Od alkoholu naprawdę ślepniesz
...i wcale nie chodzi o metanol. Mądrości ukryte w wyrażeniach opisujących samopoczucie po spożyciu zbyt dużej ilości alkoholu mają naukowe potwierdzenie. "Pomroczność" jest naprawdę "jasna", a na nawet najstabilniejszym chodniku może mocno "wiać". Alkohol sprawia, że nie tylko chodzimy, ale również widzimy "zygzakiem".
Jeśli dodać do tego prędkość (bo mimo tragicznych statystyk i apeli policji, wciąż znajdują się tacy, którzy siadają za kółko "pod wpływem"), śmiało można stwierdzić, że pod wpływem alkoholu ślepniemy! Na czym polega alkoholowa ślepota?
Clue sprawy to zaburzenie widzenia peryferyjnego - umiejętności, dzięki której normalnie jesteśmy w stanie zauważyć coś tzw. "kątem oka". Spoglądając na wprost, na trzeźwo dostrzegamy jednocześnie obiekty znajdujące się po bokach obserwowanego przez nas celu, nawet jeśli poruszamy się ze znaczną prędkością (np. podczas jazdy samochodem). Pod wpływem alkoholu zdolność ta niemal zupełnie zanika, a pole widzenia pijanej osoby można porównać do konia, któremu założono klapki, by nie rozglądał się na boki. Taki rodzaj widzenia jest nazywany tzw. widzeniem tunelowym.
Pierwsze zaburzenia widzenia widzenia peryferyjnego pojawiają się już przy stosunkowo niewielkim stężeniu alkoholu w organizmie - wystarczy około pół promila w wydychanym powietrzu, by siedzący za kółkiem, mając skierowany wzrok na środek jezdni, nie dostrzegał pieszych i pojazdów znajdujących się na poboczu lub pasie obok. Już powyżej 0,24 promila ryzyko wypadku wzrasta ponad czterokrotnie. Potem jest jeszcze gorzej.
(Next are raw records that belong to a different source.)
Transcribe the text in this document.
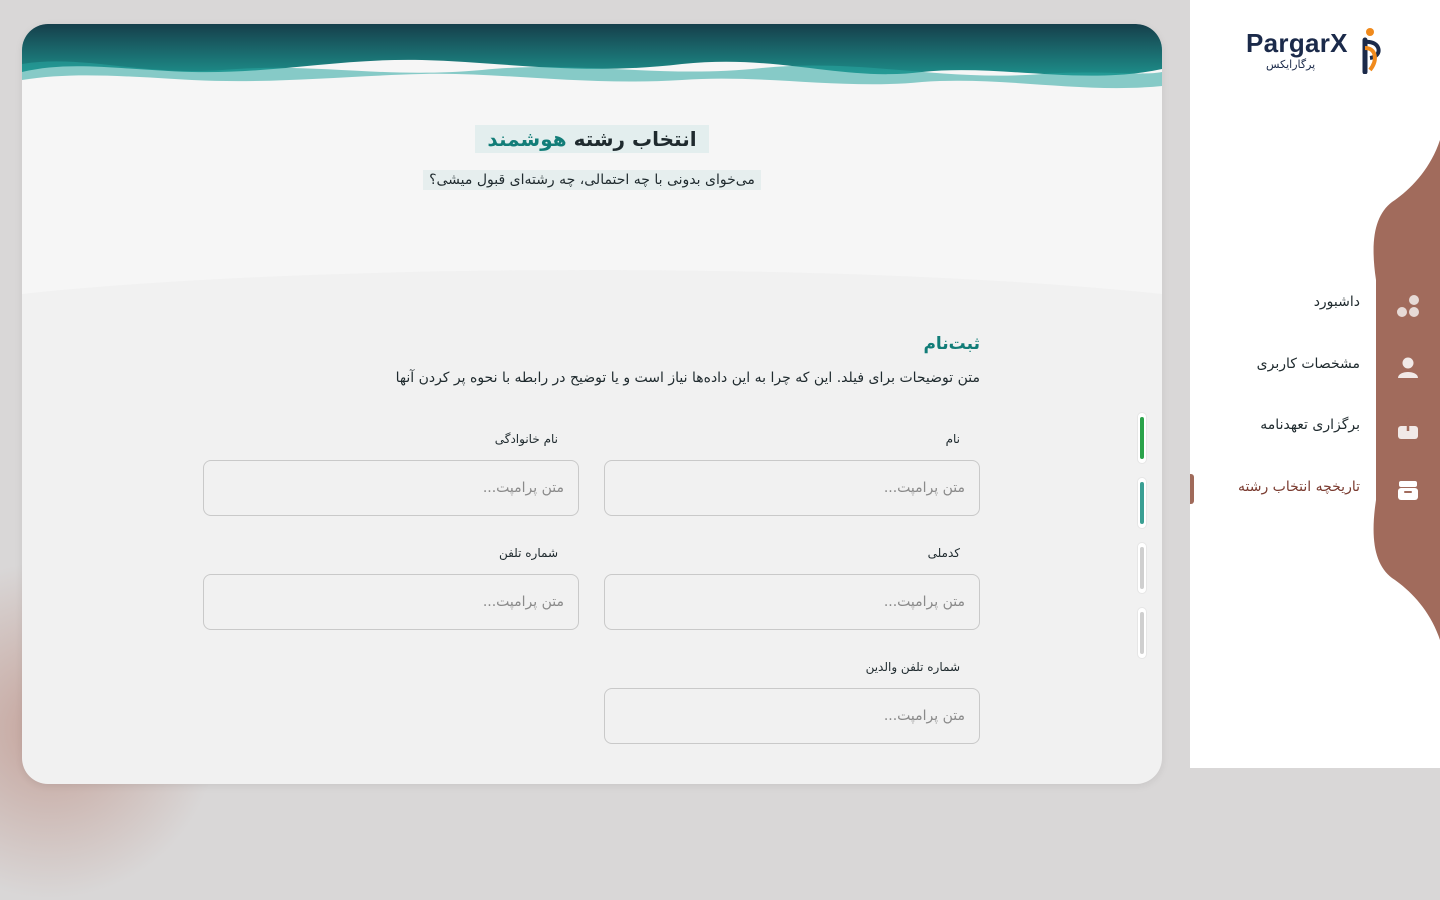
انتخاب رشته هوشمند
می‌خوای بدونی با چه احتمالی، چه رشته‌ای قبول میشی؟
ثبت‌نام
متن توضیحات برای فیلد. این که چرا به این داده‌ها نیاز است و یا توضیح در رابطه با نحوه پر کردن آنها
نام
متن پرامپت...
نام خانوادگی
متن پرامپت...
کدملی
متن پرامپت...
شماره تلفن
متن پرامپت...
شماره تلفن والدین
متن پرامپت...
PargarX
پرگارایکس
داشبورد
مشخصات کاربری
برگزاری تعهدنامه
تاریخچه انتخاب رشته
Przy poziomie wynoszącym 0,8 promila alkoholu w wydychanym powietrzu (i wyżej) pole widzenia zawęża się do tego stopnia, że przypomina wyżej wspomnianego konia. Do problemu widzenia tunelowego, dochodzi zamazanie obrazu, widzenie "podwójne" i zaburzenie widzenia przestrzennego - proste linie perspektywy stają się rozedrgane i plączą się. 0,8 promila jest równoznaczne z trzydziestokrotnie (!) wyższym ryzykiem wypadku.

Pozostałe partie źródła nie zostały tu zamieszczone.